Les commémorations nationales façonnent de plus en plus la programmation culturelle. Ces célébrations consensuelles ont en effet l’avantage
de répondre à l’appétence populaire pour l’histoire, de valoriser des sites et de nouer des partenariats entre les institutions.
Pour les organisateurs, les commémorations nationales sont souvent synonymes de records de fréquentation, à l’image des très bons scores réalisés en 2014 par le Centre des monuments nationaux autour de saint Louis. En 2015, une autre figure royale est au cœur de l’actualité : François Ier, dont on célèbre les 500 ans du couronnement et de la victoire à Marignan.

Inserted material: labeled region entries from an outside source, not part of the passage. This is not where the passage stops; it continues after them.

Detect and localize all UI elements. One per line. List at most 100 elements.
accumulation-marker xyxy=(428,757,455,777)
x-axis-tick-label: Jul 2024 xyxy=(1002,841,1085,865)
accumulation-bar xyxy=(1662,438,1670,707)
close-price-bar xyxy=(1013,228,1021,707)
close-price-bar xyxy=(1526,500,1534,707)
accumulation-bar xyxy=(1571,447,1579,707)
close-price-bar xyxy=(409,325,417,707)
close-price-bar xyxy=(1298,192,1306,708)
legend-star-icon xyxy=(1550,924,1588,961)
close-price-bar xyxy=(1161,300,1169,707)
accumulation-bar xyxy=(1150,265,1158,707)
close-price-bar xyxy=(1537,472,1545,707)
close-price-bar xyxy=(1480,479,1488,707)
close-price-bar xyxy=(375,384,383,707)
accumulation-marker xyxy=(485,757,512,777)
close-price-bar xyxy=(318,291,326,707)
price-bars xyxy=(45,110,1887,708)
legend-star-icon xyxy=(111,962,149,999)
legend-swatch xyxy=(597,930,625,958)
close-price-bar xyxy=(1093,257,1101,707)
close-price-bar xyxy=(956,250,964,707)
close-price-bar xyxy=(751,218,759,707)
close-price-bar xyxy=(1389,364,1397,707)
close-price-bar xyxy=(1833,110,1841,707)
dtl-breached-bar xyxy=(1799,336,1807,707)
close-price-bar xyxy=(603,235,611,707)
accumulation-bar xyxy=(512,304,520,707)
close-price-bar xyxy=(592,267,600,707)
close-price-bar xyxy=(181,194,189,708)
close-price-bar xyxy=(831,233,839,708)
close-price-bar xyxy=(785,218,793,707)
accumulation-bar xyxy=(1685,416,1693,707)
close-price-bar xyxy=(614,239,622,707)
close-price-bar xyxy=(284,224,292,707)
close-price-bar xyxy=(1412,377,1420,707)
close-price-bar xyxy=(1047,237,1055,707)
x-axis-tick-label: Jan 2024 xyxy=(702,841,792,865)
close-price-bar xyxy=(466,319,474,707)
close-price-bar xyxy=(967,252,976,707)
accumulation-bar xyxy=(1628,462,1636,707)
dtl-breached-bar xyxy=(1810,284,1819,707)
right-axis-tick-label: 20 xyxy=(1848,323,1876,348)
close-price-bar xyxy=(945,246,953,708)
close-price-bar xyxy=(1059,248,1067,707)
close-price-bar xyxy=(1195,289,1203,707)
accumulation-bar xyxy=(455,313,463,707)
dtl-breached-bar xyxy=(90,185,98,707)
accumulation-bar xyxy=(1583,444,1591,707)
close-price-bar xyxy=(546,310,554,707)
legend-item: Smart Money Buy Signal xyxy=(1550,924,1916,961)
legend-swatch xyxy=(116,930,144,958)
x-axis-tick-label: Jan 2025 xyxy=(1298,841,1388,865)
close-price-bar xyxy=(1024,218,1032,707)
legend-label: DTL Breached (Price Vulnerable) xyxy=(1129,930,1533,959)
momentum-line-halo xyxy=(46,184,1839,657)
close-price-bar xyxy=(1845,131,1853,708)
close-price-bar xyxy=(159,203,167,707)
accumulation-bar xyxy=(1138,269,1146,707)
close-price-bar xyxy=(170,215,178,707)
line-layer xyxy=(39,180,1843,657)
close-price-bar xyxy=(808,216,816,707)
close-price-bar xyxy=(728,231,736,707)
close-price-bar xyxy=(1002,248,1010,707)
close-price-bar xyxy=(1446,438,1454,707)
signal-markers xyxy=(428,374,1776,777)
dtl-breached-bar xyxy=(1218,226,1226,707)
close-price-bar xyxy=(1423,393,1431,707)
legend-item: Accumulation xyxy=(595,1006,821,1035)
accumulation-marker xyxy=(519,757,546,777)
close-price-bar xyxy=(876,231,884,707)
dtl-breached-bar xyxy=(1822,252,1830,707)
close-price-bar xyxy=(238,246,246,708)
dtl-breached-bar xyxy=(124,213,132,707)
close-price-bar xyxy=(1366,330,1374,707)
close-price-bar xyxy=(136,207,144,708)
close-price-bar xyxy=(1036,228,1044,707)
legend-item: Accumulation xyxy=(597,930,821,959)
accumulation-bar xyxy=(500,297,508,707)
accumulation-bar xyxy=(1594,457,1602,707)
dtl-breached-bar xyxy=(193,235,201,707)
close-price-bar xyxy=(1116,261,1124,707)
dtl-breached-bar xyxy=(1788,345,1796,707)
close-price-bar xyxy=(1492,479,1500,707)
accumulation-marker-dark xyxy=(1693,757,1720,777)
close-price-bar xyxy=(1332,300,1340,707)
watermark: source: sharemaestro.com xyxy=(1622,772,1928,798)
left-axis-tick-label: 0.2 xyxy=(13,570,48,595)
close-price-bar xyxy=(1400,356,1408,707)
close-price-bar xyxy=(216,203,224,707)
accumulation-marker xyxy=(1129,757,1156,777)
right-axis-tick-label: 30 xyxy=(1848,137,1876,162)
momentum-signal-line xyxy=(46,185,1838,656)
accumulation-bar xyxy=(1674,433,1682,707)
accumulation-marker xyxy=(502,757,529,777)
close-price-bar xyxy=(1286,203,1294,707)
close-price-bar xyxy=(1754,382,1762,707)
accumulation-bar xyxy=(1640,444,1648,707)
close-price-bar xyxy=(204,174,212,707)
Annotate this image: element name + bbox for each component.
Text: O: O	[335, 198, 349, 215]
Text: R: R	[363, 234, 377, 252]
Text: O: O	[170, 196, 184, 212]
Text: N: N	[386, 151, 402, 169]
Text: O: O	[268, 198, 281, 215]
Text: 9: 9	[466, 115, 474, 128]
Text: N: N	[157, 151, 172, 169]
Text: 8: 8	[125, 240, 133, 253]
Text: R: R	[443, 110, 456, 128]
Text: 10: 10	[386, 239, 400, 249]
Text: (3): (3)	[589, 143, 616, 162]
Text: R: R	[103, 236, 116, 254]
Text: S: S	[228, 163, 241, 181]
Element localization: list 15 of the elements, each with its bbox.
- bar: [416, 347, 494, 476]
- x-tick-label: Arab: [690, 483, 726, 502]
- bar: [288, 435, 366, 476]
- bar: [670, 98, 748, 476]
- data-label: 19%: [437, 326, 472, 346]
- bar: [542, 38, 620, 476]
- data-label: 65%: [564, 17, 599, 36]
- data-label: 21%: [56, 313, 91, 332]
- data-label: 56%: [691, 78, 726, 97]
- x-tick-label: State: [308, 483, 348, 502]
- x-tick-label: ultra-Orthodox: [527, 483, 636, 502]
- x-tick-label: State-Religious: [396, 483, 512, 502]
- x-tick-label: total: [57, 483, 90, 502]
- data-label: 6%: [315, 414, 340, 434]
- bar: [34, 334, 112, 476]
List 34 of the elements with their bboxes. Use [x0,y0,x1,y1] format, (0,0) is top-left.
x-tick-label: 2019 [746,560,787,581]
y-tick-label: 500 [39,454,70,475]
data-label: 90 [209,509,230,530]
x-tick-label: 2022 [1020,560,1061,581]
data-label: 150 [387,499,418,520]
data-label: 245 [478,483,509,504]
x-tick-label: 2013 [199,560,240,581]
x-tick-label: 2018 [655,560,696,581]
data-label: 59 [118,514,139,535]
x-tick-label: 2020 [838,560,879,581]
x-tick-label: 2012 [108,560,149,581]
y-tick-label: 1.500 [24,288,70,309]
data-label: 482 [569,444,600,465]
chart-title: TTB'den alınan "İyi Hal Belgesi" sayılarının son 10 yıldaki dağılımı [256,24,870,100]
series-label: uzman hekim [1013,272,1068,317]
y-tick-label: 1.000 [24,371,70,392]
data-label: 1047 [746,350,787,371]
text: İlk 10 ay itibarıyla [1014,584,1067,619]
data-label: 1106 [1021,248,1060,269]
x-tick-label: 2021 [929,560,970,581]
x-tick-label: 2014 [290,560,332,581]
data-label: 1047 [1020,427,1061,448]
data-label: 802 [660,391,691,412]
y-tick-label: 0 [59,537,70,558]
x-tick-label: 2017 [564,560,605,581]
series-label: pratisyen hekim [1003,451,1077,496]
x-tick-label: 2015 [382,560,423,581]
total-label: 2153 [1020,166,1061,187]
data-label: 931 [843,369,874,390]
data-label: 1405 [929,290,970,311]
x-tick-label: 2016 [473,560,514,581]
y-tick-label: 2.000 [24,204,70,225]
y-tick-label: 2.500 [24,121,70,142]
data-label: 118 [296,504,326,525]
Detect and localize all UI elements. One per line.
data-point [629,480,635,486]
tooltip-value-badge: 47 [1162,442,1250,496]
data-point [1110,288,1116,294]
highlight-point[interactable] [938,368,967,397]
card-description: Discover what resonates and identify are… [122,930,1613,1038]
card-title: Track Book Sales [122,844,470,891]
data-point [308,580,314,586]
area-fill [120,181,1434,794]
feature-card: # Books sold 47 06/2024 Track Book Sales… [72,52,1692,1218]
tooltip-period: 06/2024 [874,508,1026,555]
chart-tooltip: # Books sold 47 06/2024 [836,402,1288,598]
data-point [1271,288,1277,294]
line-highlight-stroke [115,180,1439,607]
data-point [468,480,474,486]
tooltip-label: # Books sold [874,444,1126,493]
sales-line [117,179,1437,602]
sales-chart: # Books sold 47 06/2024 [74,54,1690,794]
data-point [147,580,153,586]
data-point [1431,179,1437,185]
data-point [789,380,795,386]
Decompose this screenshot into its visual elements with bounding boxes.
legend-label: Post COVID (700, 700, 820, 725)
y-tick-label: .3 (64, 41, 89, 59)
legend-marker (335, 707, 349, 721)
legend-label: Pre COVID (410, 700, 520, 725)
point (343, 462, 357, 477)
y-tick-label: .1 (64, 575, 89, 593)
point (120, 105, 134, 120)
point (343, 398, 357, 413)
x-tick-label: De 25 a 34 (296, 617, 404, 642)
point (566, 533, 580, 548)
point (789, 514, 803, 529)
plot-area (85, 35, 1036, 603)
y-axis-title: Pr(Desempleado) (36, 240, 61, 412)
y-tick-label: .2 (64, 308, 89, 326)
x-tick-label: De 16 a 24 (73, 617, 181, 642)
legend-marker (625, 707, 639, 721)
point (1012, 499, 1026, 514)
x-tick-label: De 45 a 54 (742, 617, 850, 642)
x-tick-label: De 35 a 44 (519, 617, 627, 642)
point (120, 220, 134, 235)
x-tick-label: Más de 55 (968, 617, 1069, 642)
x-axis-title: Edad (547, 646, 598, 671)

Personnalité très populaire et fortement ancrée sur le territoire, il réunit tous les ingrédients pour une programmation tous azimuts, allant du colloque à la BD. À Paris, c’est la BnF qui ouvre les festivités avec une exposition sur la construction de son image royale. Le Musée national de la Renaissance ne pouvait pas non plus passer à côté d’un tel jubilé et a considérablement dopé sa programmation culturelle. Il présente, entre autres, une exposition dédiée à Jacques Galiot de Genouillac, artisan de la victoire de Marignan (du 23 mai au 21 septembre), et une autre consacrée à Louise de Savoie, la mère du roi (du 13 octobre à fin janvier 2016). Dans un tout autre registre, le Centre des monuments nationaux lance en avril un jeu vidéo centré sur le monarque qui se déroule dans les sites du CMN.
La mobilisation du Val de Loire
Mais c’est sans conteste le Val de Loire qui se taille la part du lion dans ce jubilé. Onze monuments du réseau des Châteaux de la Loire, sept châteaux et manoirs associés, six Villes et Pays d’art et d’histoire et quatre villes associées s’unissent pour célébrer le souverain et, plus largement, pour faire rayonner la Renaissance. L’année 2015 est ainsi ponctuée d’événements directement liés au souverain, comme l’exposition très attendue par les bibliophiles « Trésors royaux : la bibliothèque de François Ier », présentée au château de Blois (du 4 juillet au 18 octobre). D’autres expositions explorent des facettes moins connues de son règne, comme « Le Roi et l’empereur », à la cité royale de Loches (jusqu’au 20 septembre), ou ses relations avec la famille Brissac, au château éponyme (jusqu’au 31 octobre). Une reconstitution historique de la fête de cour conçue par Léonard de Vinci pour célébrer la victoire de Marignan aura également lieu pendant l’été à Romorantin puis au Clos Lucé, sous la houlette du très sérieux Centre d’études supérieures de la Renaissance. Chambord, le château le plus intrinsèquement lié à François Ier, maintient en revanche son positionnement sur l’art contemporain et invite Guillaume Bruère à dévoiler sa vision du monarque (jusqu’au 30 août). Dans le reste de la programmation, le roi est en revanche davantage un prétexte pour évoquer la Renaissance. Expositions, concerts, spectacles et ateliers, plus ou moins étroitement liés à François Ier, animeront ainsi le territoire jusqu’à la fin de l’année. Malgré la dimension marketing de certains projets, les organisateurs demeurent relativement sages par rapport à nos voisins. Ainsi même le lancement d’une cuvée spéciale de vin François Ier puise de lointaines racines dans l’introduction locale du cépage par le roi.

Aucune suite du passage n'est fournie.